Chelsea Gubecka

Personal information
- Full name: Chelsea Lea Gubecka
- Nationality: Australian
- Born: 8 September 1998 (age 27) Nambour, Queensland, Australia
- Height: 1.62 m (5 ft 4 in)
- Weight: 62 kg (137 lb)

Sport
- Sport: Swimming
- Club: Kawana Waters Swimming Club

Medal record
Women's swimming
Representing Australia
World Championships
| Gold medal – first place | 2024 Doha | Team open water |
| Silver medal – second place | 2023 Fukuoka | 10 km open water |
| Silver medal – second place | 2024 Doha | 5 km open water |
| Bronze medal – third place | 2023 Fukuoka | Team open water |
Pan Pacific Championships
| Silver medal – second place | 2014 Gold Coast | 10 km open water |

= Chelsea Gubecka =

Australian swimmer (born 1998)

Chelsea Lea Douyere (born 8 September 1998) is an Australian swimmer.

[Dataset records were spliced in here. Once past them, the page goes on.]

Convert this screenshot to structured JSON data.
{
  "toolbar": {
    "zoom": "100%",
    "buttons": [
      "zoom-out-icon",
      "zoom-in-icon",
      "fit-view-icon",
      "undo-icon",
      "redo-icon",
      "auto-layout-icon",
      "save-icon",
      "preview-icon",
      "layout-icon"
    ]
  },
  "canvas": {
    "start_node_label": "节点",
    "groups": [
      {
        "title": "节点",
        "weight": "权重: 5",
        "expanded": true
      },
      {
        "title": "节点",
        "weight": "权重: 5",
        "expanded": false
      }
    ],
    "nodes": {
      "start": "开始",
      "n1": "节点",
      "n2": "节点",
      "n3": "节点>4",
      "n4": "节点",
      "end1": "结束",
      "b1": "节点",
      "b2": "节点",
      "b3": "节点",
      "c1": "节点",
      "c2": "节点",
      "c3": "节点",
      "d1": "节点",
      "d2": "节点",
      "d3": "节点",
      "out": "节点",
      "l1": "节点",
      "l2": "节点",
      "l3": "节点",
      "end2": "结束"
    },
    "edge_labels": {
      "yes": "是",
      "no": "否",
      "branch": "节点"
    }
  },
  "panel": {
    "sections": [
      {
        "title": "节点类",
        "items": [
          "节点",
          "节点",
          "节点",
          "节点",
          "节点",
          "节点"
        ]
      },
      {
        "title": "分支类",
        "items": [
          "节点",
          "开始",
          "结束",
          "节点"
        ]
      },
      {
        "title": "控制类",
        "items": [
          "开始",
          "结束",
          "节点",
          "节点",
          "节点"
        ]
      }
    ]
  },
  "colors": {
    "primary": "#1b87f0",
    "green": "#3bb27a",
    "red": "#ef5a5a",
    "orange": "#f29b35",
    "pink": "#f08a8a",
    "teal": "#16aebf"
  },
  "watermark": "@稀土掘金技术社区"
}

In 2023, she finished in second, claiming the silver in the 10km Women’s World Championship open water, also alongside Australian teammates clinched the bronze in the 4x1500 open water mixed event in Fukuoka. She competed in the women's marathon 10 kilometre event at the 2016 Summer Olympics. In 2018, she finished in 7th place in the women's 10 kilometre open water at the 2018 Pan Pacific Swimming Championships in Tokyo, Japan.